". . . little shall I grace my cause

In speaking for myself. Yet, by your gracious patience,

I will a round unvarnish'd tale deliver . . ."

(William Shakespeare's Othello, I.iii.88-90)

Monday, March 25, 2013

Begging the Question

The misuse of this phrase is one of my pet peeves. I wrote about it almost six years ago and obviously the people who should have read my post didn't because the situation has only gotten worse.

I was talking to my adult son the other day, and he pointed out an example of begging the question (the real thing, not the thing that people incorrectly call begging the question) that is cropping up quite a bit of late. It is happening in the debate over same sex marriage, which is coming to the fore as the Supreme Court hears several cases on the issue.  We keep hearing from those who favor same sex "marriage" that marriage is a civil right that should be equally available to all citizens. But this begs the question because it builds the desired conclusion into the premise. The point of contention is not whether anyone who wants to get married should be able to. The point of contention has to do with how we as a society define marriage. Is marriage by its definition something that a same sex couple can participate in? Those who subscribe to the Judeo-Christian view of marriage would say no. So the very use of the phrase "same sex marriage" assumes an agreement regarding terms that in fact does not exist. Question, meet unsupported premise, begging for validity.
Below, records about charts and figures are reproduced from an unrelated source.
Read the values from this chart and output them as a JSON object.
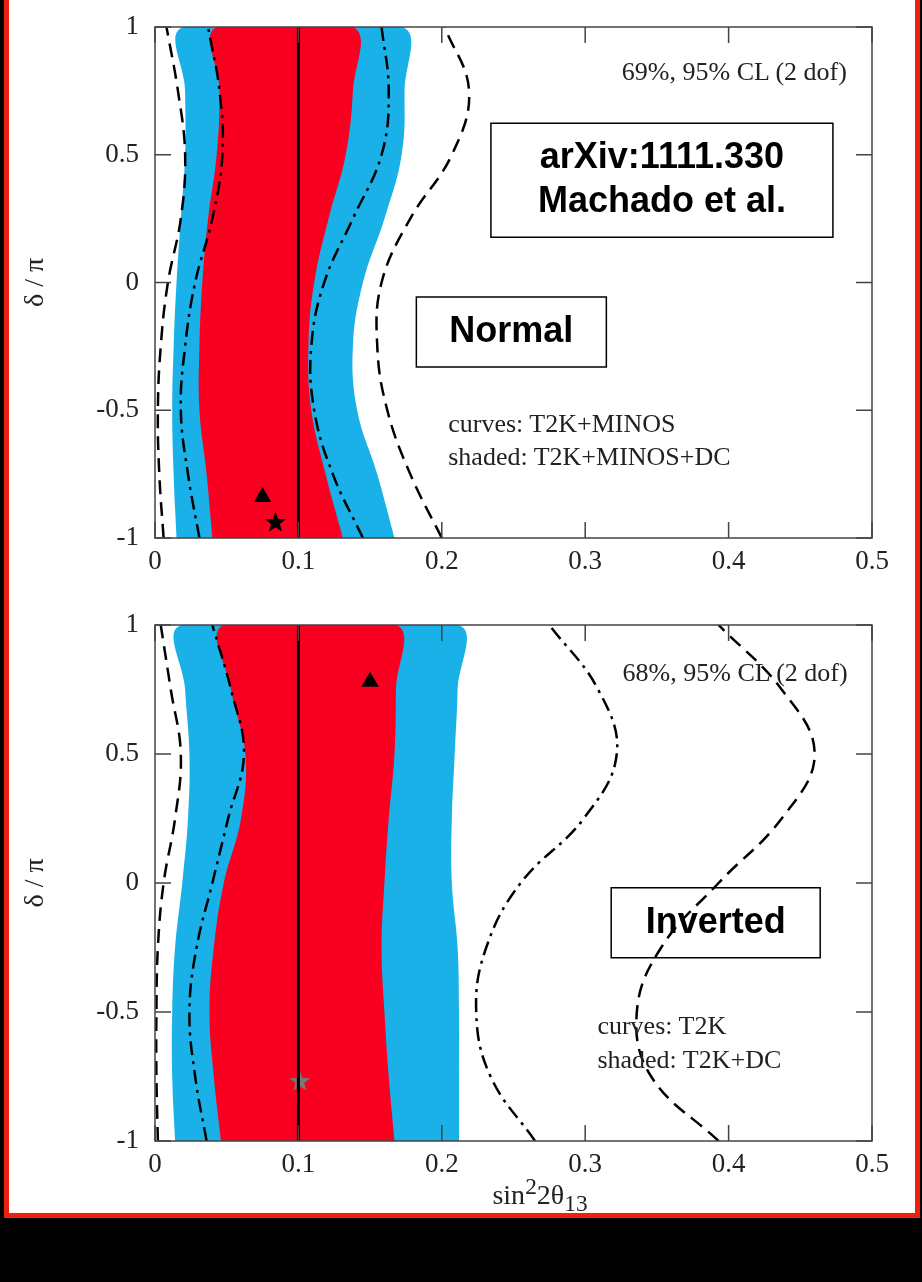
{
  "chart_data": [
    {
      "type": "line",
      "ylabel": "δ / π",
      "xlim": [
        0,
        0.5
      ],
      "ylim": [
        -1,
        1
      ],
      "xticks": [
        0,
        0.1,
        0.2,
        0.3,
        0.4,
        0.5
      ],
      "yticks": [
        -1,
        -0.5,
        0,
        0.5,
        1
      ],
      "annotations": [
        "69%, 95% CL (2 dof)",
        "arXiv:1111.330\nMachado et al.",
        "Normal",
        "curves: T2K+MINOS",
        "shaded: T2K+MINOS+DC"
      ],
      "ref_lines": [
        {
          "axis": "x",
          "value": 0.1,
          "color": "#000000"
        }
      ],
      "series": [
        {
          "type": "area",
          "color": "#1ab0e8",
          "x": [
            0.015,
            0.013,
            0.012,
            0.013,
            0.015,
            0.018,
            0.021,
            0.021,
            0.02,
            0.172,
            0.174,
            0.172,
            0.16,
            0.145,
            0.138,
            0.141,
            0.155,
            0.167
          ],
          "values": [
            -1,
            -0.75,
            -0.5,
            -0.25,
            0,
            0.25,
            0.5,
            0.75,
            1,
            1,
            0.75,
            0.5,
            0.25,
            0,
            -0.25,
            -0.5,
            -0.75,
            -1
          ]
        },
        {
          "type": "area",
          "color": "#fa0020",
          "x": [
            0.04,
            0.036,
            0.031,
            0.031,
            0.033,
            0.037,
            0.043,
            0.045,
            0.043,
            0.138,
            0.138,
            0.133,
            0.121,
            0.111,
            0.107,
            0.109,
            0.119,
            0.131
          ],
          "values": [
            -1,
            -0.75,
            -0.5,
            -0.25,
            0,
            0.25,
            0.5,
            0.75,
            1,
            1,
            0.75,
            0.5,
            0.25,
            0,
            -0.25,
            -0.5,
            -0.75,
            -1
          ]
        },
        {
          "type": "line",
          "color": "#000000",
          "line_style": "dotted",
          "x": [
            0.031,
            0.023,
            0.018,
            0.021,
            0.028,
            0.04,
            0.047,
            0.045,
            0.037
          ],
          "values": [
            -1,
            -0.75,
            -0.5,
            -0.25,
            0,
            0.25,
            0.5,
            0.75,
            1
          ]
        },
        {
          "type": "line",
          "color": "#000000",
          "line_style": "dotted",
          "x": [
            0.145,
            0.124,
            0.111,
            0.109,
            0.118,
            0.138,
            0.158,
            0.163,
            0.158
          ],
          "values": [
            -1,
            -0.75,
            -0.5,
            -0.25,
            0,
            0.25,
            0.5,
            0.75,
            1
          ]
        },
        {
          "type": "line",
          "color": "#000000",
          "line_style": "dashed",
          "x": [
            0.006,
            0.003,
            0.002,
            0.004,
            0.009,
            0.018,
            0.021,
            0.016,
            0.008
          ],
          "values": [
            -1,
            -0.75,
            -0.5,
            -0.25,
            0,
            0.25,
            0.5,
            0.75,
            1
          ]
        },
        {
          "type": "line",
          "color": "#000000",
          "line_style": "dashed",
          "x": [
            0.2,
            0.178,
            0.162,
            0.155,
            0.158,
            0.178,
            0.207,
            0.219,
            0.202
          ],
          "values": [
            -1,
            -0.75,
            -0.5,
            -0.25,
            0,
            0.25,
            0.5,
            0.75,
            1
          ]
        },
        {
          "type": "scatter",
          "color": "#000000",
          "marker": "triangle",
          "x": [
            0.075
          ],
          "values": [
            -0.84
          ]
        },
        {
          "type": "scatter",
          "color": "#000000",
          "marker": "star",
          "x": [
            0.084
          ],
          "values": [
            -0.94
          ]
        }
      ]
    },
    {
      "type": "line",
      "ylabel": "δ / π",
      "xlabel": "sin$^{2}$2θ$_{13}$",
      "xlim": [
        0,
        0.5
      ],
      "ylim": [
        -1,
        1
      ],
      "xticks": [
        0,
        0.1,
        0.2,
        0.3,
        0.4,
        0.5
      ],
      "yticks": [
        -1,
        -0.5,
        0,
        0.5,
        1
      ],
      "annotations": [
        "68%, 95% CL (2 dof)",
        "Inverted",
        "curves: T2K",
        "shaded: T2K+DC"
      ],
      "ref_lines": [
        {
          "axis": "x",
          "value": 0.1,
          "color": "#000000"
        }
      ],
      "series": [
        {
          "type": "area",
          "color": "#1ab0e8",
          "x": [
            0.014,
            0.012,
            0.012,
            0.014,
            0.019,
            0.023,
            0.024,
            0.021,
            0.019,
            0.211,
            0.211,
            0.209,
            0.207,
            0.207,
            0.211,
            0.212,
            0.212,
            0.212
          ],
          "values": [
            -1,
            -0.75,
            -0.5,
            -0.25,
            0,
            0.25,
            0.5,
            0.75,
            1,
            1,
            0.75,
            0.5,
            0.25,
            0,
            -0.25,
            -0.5,
            -0.75,
            -1
          ]
        },
        {
          "type": "area",
          "color": "#fa0020",
          "x": [
            0.046,
            0.041,
            0.038,
            0.041,
            0.048,
            0.06,
            0.063,
            0.053,
            0.048,
            0.168,
            0.168,
            0.167,
            0.163,
            0.16,
            0.158,
            0.16,
            0.163,
            0.167
          ],
          "values": [
            -1,
            -0.75,
            -0.5,
            -0.25,
            0,
            0.25,
            0.5,
            0.75,
            1,
            1,
            0.75,
            0.5,
            0.25,
            0,
            -0.25,
            -0.5,
            -0.75,
            -1
          ]
        },
        {
          "type": "line",
          "color": "#000000",
          "line_style": "dotted",
          "x": [
            0.036,
            0.028,
            0.024,
            0.029,
            0.04,
            0.051,
            0.062,
            0.053,
            0.04
          ],
          "values": [
            -1,
            -0.75,
            -0.5,
            -0.25,
            0,
            0.25,
            0.5,
            0.75,
            1
          ]
        },
        {
          "type": "line",
          "color": "#000000",
          "line_style": "dotted",
          "x": [
            0.265,
            0.234,
            0.224,
            0.231,
            0.255,
            0.299,
            0.322,
            0.309,
            0.275
          ],
          "values": [
            -1,
            -0.75,
            -0.5,
            -0.25,
            0,
            0.25,
            0.5,
            0.75,
            1
          ]
        },
        {
          "type": "line",
          "color": "#000000",
          "line_style": "dashed",
          "x": [
            0.002,
            0.001,
            0.001,
            0.002,
            0.006,
            0.014,
            0.018,
            0.011,
            0.004
          ],
          "values": [
            -1,
            -0.75,
            -0.5,
            -0.25,
            0,
            0.25,
            0.5,
            0.75,
            1
          ]
        },
        {
          "type": "line",
          "color": "#000000",
          "line_style": "dashed",
          "x": [
            0.393,
            0.346,
            0.336,
            0.353,
            0.393,
            0.437,
            0.46,
            0.437,
            0.393
          ],
          "values": [
            -1,
            -0.75,
            -0.5,
            -0.25,
            0,
            0.25,
            0.5,
            0.75,
            1
          ]
        },
        {
          "type": "scatter",
          "color": "#000000",
          "marker": "triangle",
          "x": [
            0.15
          ],
          "values": [
            0.78
          ]
        },
        {
          "type": "scatter",
          "color": "#777777",
          "marker": "star",
          "x": [
            0.101
          ],
          "values": [
            -0.77
          ]
        }
      ]
    }
  ]
}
If you, like I, are annoyed by the misuse of this phrase, maybe this example will come in handy. On the other hand, maybe it will just heighten your frustration since most of the offenders are television talking heads whom we will never have the opportunity to instruct!


Rosie said...

Thanks for the post, Cheryl! I remember a philosophy professor trying to explain this concept to our class. It was evident that many were not following. Finally she said, "If you can't wrap your mind around this, please refrain from using the phrase." Simple enough! :)

Cheryl said...

Rosie, you are welcome! And good for that philosophy professor!